O afã e o trabalho de cada dia, os desejos e receios cotidianos, as desgraças de cada hora, os acasos da sorte sempre disposta a nos enganar são outras tantas cenas da comédia.

As aspirações iludidas, as ilusões desfeitas, os esforços baldados, os êrros que completam nossa vida, as dores que se acumulam até terminar na morte, o último ato, eis a tragédia.

Parece que o destino quis juntar o escárnio ao desespero, e, fazendo de nossa vida uma tragédia, não nos permite conservar a dignidade de uma personagem trágica.

Por isso é que em todos os atos da vida representamos o lamentável papel de cômicos.

DA DÔR AO ABORRECIMENTO

A dor e o aborrecimento são os dois últimos elementos entre os quais oscila a vida do homem.
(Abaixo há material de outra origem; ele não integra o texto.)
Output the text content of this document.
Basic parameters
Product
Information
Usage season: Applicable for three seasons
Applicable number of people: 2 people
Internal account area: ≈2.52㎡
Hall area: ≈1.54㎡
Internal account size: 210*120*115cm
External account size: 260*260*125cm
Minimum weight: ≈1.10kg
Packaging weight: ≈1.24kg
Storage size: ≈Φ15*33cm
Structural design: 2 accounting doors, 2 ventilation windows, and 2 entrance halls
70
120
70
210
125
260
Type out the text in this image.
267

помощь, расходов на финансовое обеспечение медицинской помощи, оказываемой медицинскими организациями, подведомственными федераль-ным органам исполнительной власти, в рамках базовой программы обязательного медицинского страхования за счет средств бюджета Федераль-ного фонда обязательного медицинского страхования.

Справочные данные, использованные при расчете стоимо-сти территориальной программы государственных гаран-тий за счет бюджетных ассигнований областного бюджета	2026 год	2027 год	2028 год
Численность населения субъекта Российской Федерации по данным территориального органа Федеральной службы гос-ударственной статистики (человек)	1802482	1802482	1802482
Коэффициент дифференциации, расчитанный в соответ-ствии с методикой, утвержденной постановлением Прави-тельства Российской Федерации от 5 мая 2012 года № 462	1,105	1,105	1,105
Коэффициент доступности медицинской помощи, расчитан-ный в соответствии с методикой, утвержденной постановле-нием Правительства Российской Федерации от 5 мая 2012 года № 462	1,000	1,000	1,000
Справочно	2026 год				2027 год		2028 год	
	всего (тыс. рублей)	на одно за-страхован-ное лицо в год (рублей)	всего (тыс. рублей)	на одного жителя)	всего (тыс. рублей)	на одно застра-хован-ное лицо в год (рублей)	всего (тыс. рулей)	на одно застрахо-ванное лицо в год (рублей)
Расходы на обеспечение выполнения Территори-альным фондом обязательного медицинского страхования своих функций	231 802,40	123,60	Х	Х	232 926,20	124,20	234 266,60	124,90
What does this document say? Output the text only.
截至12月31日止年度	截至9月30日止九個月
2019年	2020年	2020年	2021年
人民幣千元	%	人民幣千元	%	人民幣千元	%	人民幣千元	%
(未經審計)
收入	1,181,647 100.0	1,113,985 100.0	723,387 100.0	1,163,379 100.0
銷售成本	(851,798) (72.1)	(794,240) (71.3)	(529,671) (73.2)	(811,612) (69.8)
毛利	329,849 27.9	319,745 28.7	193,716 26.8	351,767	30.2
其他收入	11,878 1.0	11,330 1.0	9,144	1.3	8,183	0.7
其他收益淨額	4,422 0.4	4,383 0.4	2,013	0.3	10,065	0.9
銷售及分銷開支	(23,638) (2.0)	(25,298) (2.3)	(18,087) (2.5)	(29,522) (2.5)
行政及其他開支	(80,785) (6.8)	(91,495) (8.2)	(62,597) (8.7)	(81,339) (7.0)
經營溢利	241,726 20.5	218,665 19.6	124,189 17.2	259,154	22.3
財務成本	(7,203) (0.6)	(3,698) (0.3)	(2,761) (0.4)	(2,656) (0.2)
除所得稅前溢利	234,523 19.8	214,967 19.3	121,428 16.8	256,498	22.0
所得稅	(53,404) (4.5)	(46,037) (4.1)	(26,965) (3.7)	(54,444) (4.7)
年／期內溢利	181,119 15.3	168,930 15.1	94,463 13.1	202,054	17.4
Os homens exprimiram esta oscilação de modo curiosa; depois de haverem feito do inferno o lugar de todos os tormentos e dôres, que deixaram para o céu? justamente o aborrecimento.

RIO ABAIXO

A vida é um mar cheio de escolhos e turbilhões que o homem evita à fôrça de prudência e cuidados, sem embora desconhecer q ue, à medida que avança sem poder retardar a marcha, corre para o definitivo e inevitável naufrágio, a morte, fim fatal de sua acidentada navegação, é parte ele muito mais perigoso que todos os turbilhões e escolhos de que conseguiu escapar.

DISFARCES DA DÔR

Nossos esfôrços para banir a dor de nossa vida não conseguem outro resultado senão o de fazê-la mudar de forma. Em sua origem tomam o aspecto da necessidade, cuidado, para atender as coisas materiais da vida, e quando, após um trabalho incessante e penoso, conseguimos afastar a horrível máscara da dôr neste determinado aspecto, adquire outros mil disfarces, segundo a idade e as circunstâncias: o instinto sexual, o amor apaixonado, a inveja, o rancor, os ciúmes, a ambição, a avareza, o temor, a enfermidade, etc.

Toma o aspecto triste e desolado do tédio, da sociedade, quando não encontra outro modo de se apresentar. E se com novas armas conseguimos afastá-la novamente, recuperará sua antiga máscara, e a dança recomeça.

CONDENADOS À MORTE

Na primeira mocidade, colocamo-nos perante o destino, como as crianças, que, em frente ao pano de um teatro, impaientes e alegres, esperam as maravilhas que virão surgir em cena. É uma felicidade não podermos saber nada de antemão.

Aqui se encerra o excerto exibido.